The families want to know who paid money into a Coleraine bank for Torrens Knight. They have asked who arranged for loyalist weapons to be moved from Hunter’s Mill Aghadowey after their location was pinpointed by anglers and reported to the local RUC.  And what was the role of an officer parked in a Kilrea street witnessing the loyalist murder of Danny Cassidy in 1992?

Relatives believe many outstanding issues suggest a “mirror image of the damning catalogue of collusion revealed by Nuala O’Loan” about Mark Haddock in the Mount Vernon area of North Belfast. It is widely known that Special Branch officers worked with Torrens Knight and two other senior loyalist hitmen.

“The families have suffered greatly because of the cover up and the wall of silence and deception and are determined to get to the bottom of this by going to the Ombudsman,” said the Sinn Féin councillor.

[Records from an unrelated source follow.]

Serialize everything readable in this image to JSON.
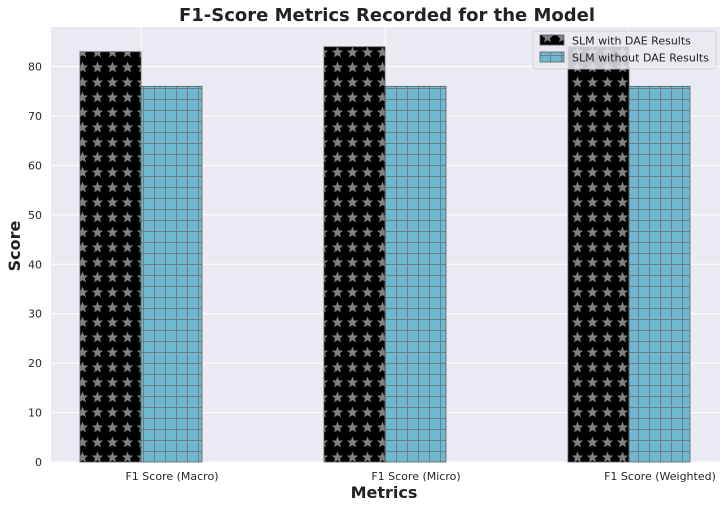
{
  "chart_data": {
    "type": "bar",
    "title": "F1-Score Metrics Recorded for the Model",
    "xlabel": "Metrics",
    "ylabel": "Score",
    "categories": [
      "F1 Score (Macro)",
      "F1 Score (Micro)",
      "F1 Score (Weighted)"
    ],
    "series": [
      {
        "name": "SLM with DAE Results",
        "values": [
          83,
          84,
          84
        ],
        "color": "#000000",
        "pattern": "star",
        "pattern_color": "#808080"
      },
      {
        "name": "SLM without DAE Results",
        "values": [
          76,
          76,
          76
        ],
        "color": "#6fb8d0",
        "pattern": "grid",
        "pattern_color": "#6f7f86"
      }
    ],
    "ylim": [
      0,
      88
    ],
    "yticks": [
      0,
      10,
      20,
      30,
      40,
      50,
      60,
      70,
      80
    ],
    "grid": true,
    "legend_position": "top-right",
    "background_color": "#eaeaf2"
  }
}
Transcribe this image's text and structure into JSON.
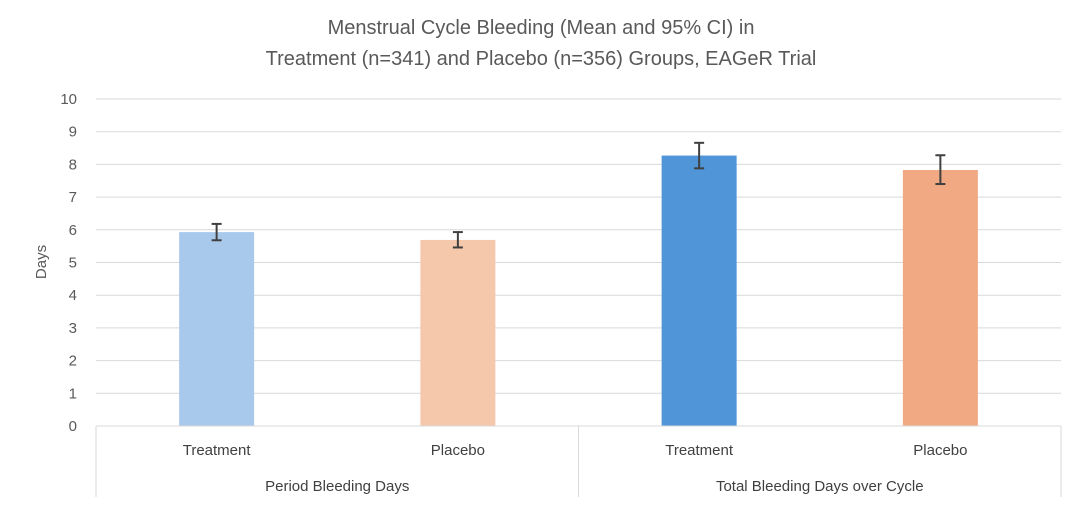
{
  "chart_data": {
    "type": "bar",
    "title_lines": [
      "Menstrual Cycle Bleeding (Mean and 95% CI) in",
      "Treatment (n=341) and Placebo (n=356) Groups, EAGeR Trial"
    ],
    "ylabel": "Days",
    "ylim": [
      0,
      10
    ],
    "yticks": [
      "0",
      "1",
      "2",
      "3",
      "4",
      "5",
      "6",
      "7",
      "8",
      "9",
      "10"
    ],
    "grid": true,
    "groups": [
      {
        "label": "Period Bleeding Days",
        "bars": [
          {
            "category": "Treatment",
            "value": 5.93,
            "ci_low": 5.68,
            "ci_high": 6.18,
            "color": "#a9c9ec"
          },
          {
            "category": "Placebo",
            "value": 5.69,
            "ci_low": 5.46,
            "ci_high": 5.93,
            "color": "#f5c7ab"
          }
        ]
      },
      {
        "label": "Total Bleeding Days over Cycle",
        "bars": [
          {
            "category": "Treatment",
            "value": 8.27,
            "ci_low": 7.88,
            "ci_high": 8.66,
            "color": "#4f95d8"
          },
          {
            "category": "Placebo",
            "value": 7.83,
            "ci_low": 7.4,
            "ci_high": 8.28,
            "color": "#f0a983"
          }
        ]
      }
    ]
  }
}
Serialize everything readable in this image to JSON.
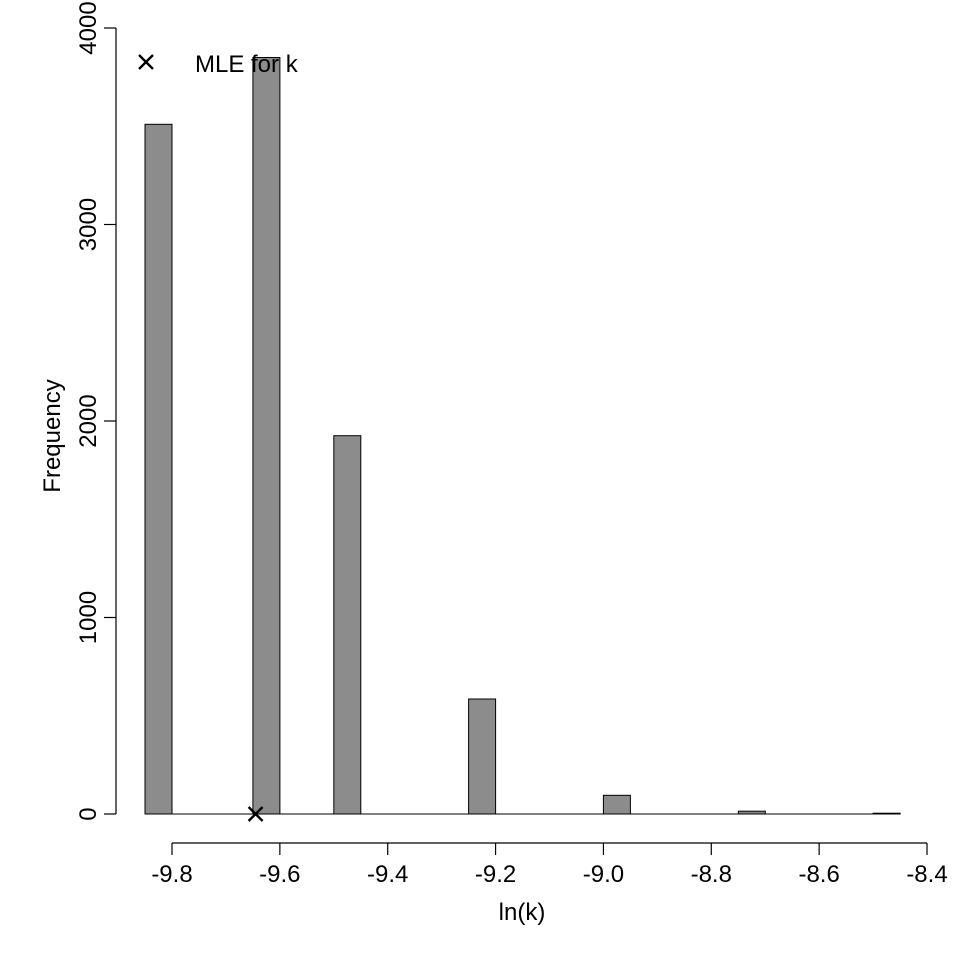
{
  "chart_data": {
    "type": "bar",
    "xlabel": "ln(k)",
    "ylabel": "Frequency",
    "xlim": [
      -9.8,
      -8.4
    ],
    "ylim": [
      0,
      4000
    ],
    "x_ticks": [
      "-9.8",
      "-9.6",
      "-9.4",
      "-9.2",
      "-9.0",
      "-8.8",
      "-8.6",
      "-8.4"
    ],
    "y_ticks": [
      "0",
      "1000",
      "2000",
      "3000",
      "4000"
    ],
    "bars": [
      {
        "x_start": -9.85,
        "x_end": -9.8,
        "value": 3510
      },
      {
        "x_start": -9.65,
        "x_end": -9.6,
        "value": 3850
      },
      {
        "x_start": -9.5,
        "x_end": -9.45,
        "value": 1925
      },
      {
        "x_start": -9.25,
        "x_end": -9.2,
        "value": 585
      },
      {
        "x_start": -9.0,
        "x_end": -8.95,
        "value": 95
      },
      {
        "x_start": -8.75,
        "x_end": -8.7,
        "value": 14
      },
      {
        "x_start": -8.5,
        "x_end": -8.45,
        "value": 4
      }
    ],
    "bar_color": "#8c8c8c",
    "mle": {
      "x": -9.645,
      "y": 0
    },
    "legend": {
      "label": "MLE for k",
      "symbol": "x",
      "position": "top-left"
    },
    "grid": false
  }
}
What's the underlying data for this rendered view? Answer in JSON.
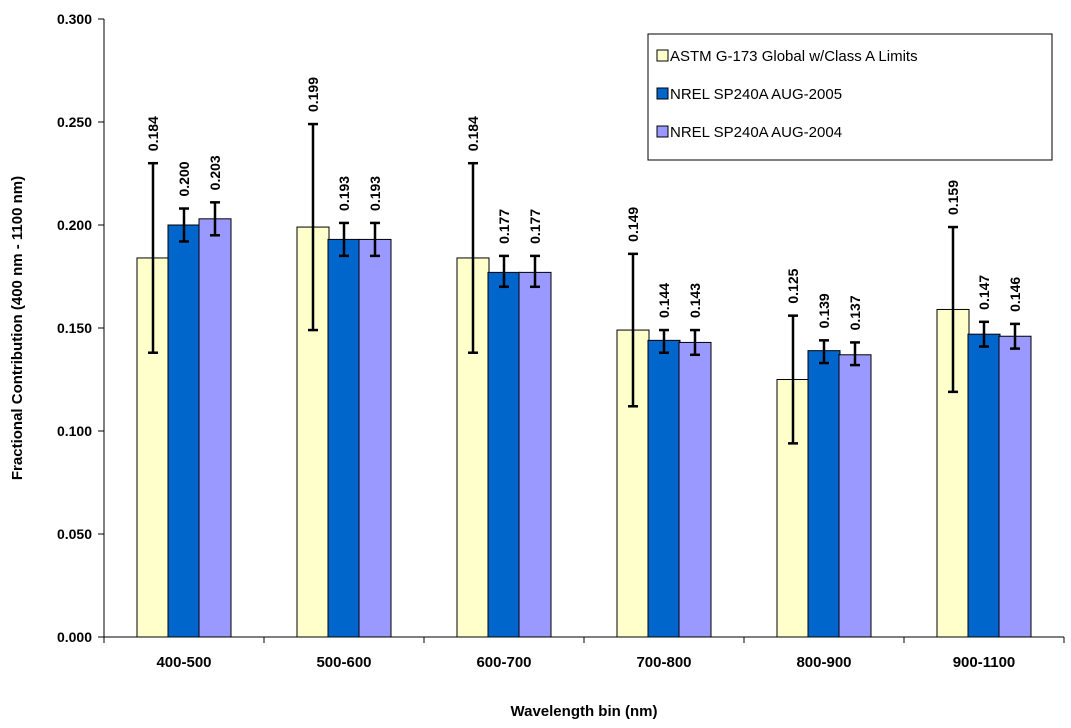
{
  "chart_data": {
    "type": "bar",
    "xlabel": "Wavelength bin (nm)",
    "ylabel": "Fractional Contribution (400 nm - 1100 nm)",
    "ylim": [
      0,
      0.3
    ],
    "yticks": [
      "0.000",
      "0.050",
      "0.100",
      "0.150",
      "0.200",
      "0.250",
      "0.300"
    ],
    "categories": [
      "400-500",
      "500-600",
      "600-700",
      "700-800",
      "800-900",
      "900-1100"
    ],
    "grid": false,
    "legend_position": "top-right",
    "series": [
      {
        "name": "ASTM G-173 Global w/Class A Limits",
        "color": "#ffffcc",
        "values": [
          0.184,
          0.199,
          0.184,
          0.149,
          0.125,
          0.159
        ],
        "labels": [
          "0.184",
          "0.199",
          "0.184",
          "0.149",
          "0.125",
          "0.159"
        ],
        "error_low": [
          0.138,
          0.149,
          0.138,
          0.112,
          0.094,
          0.119
        ],
        "error_high": [
          0.23,
          0.249,
          0.23,
          0.186,
          0.156,
          0.199
        ]
      },
      {
        "name": "NREL SP240A AUG-2005",
        "color": "#0066cc",
        "values": [
          0.2,
          0.193,
          0.177,
          0.144,
          0.139,
          0.147
        ],
        "labels": [
          "0.200",
          "0.193",
          "0.177",
          "0.144",
          "0.139",
          "0.147"
        ],
        "error_low": [
          0.192,
          0.185,
          0.17,
          0.138,
          0.133,
          0.141
        ],
        "error_high": [
          0.208,
          0.201,
          0.185,
          0.149,
          0.144,
          0.153
        ]
      },
      {
        "name": "NREL SP240A AUG-2004",
        "color": "#9999ff",
        "values": [
          0.203,
          0.193,
          0.177,
          0.143,
          0.137,
          0.146
        ],
        "labels": [
          "0.203",
          "0.193",
          "0.177",
          "0.143",
          "0.137",
          "0.146"
        ],
        "error_low": [
          0.195,
          0.185,
          0.17,
          0.137,
          0.132,
          0.14
        ],
        "error_high": [
          0.211,
          0.201,
          0.185,
          0.149,
          0.143,
          0.152
        ]
      }
    ]
  }
}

Amongst those murders in which collusion is suspected are the killing of Sinn Féin councillors John Davey, shot dead in February 1989, and Bernard O’Hagan, shot dead in September 1991 and Sinn Féin candidate Malachy Carey in shot dead in December 1992.

Also Tom Donaghy, a Sinn Féin worker shot dead in August 1991, Sinn Féin election worker Danny Cassidy shot dead in April 1992 and IRA Volunteer Gerard Casey shot dead in April 1989.

Knight was one of a number of masked gunmen responsible for the Greysteel massacre. On Halloween night 1993 UDA killers walked into the Rising Sun Bar, a pub known as frequented by Catholics and shouted “trick or treat” before spraying the lounge with bullets. Nineteen people were wounded and eight died from their injuries.

Knight later admitted standing ‘guard’ at the door of the pub armed with a sawn-off shotgun during the attack and driving the getaway car away from the scene. Knight also admitted being part of a UDA gang that shot dead four Catholic workmen in Castlerock in March 1993.

Significantly, on the day of the Castlerock killings, two of three possible routes usually taken by the Catholic workmen travelling together in a van had been closed by the RUC. At Gortree Place gunmen emerged out of another van, killing one of the front passengers before spraying the rest of the vehicle with gunfire. 

Four workmen were killed and a fifth seriously wounded. One of those killed, James Kelly, was later claimed as an IRA Volunteer. Kelly had been the front passenger singled out for summary execution by the first gunman.

Despite the fact that the gun attack took place within view of a RUC barracks, the killers appeared unconcerned about surveillance or possible apprehension. After making an initial getaway, the gunmen returned to the scene, driving slowly past their victims before driving away. 

Torrens Knight was later jailed for the Greysteel and Castlerock murders but subsequently released under the terms of the Good Friday Agreement in July 2000. Knight who had been sentenced to life imprisonment for 12 UDA murders was subsequently paid £50,000 a year through a bogus Special Branch account on his release.

The payments came to light after bank staff noticed the notorious killer withdrawing two large amounts and checked his account. A bank official, imagining that Knight must be accruing a fortune through illegal means, informed the PSNI. The PSNI confirmed the payments were legal before transferring the account. 

In a joint statement relatives said they believed collusion in the Mount Vernon area “is just the tip of the iceberg”. “Collusion was a reality over the decades and in all areas including County Derry and north Antrim where our relatives were slain by loyalists working hand in hand with Special Branch”.

Johnny Donaghy, the brother of Tom Donaghy, said the families were considering making a fresh complaint to O’Loan’s office in light of the collusion findings she published last week.

“We fought for a long time to get the facts about Special Branch collusion with loyalists such as Torrens Knight. We cannot let this situation go and we will approach the Ombudsman,” said Donaghy.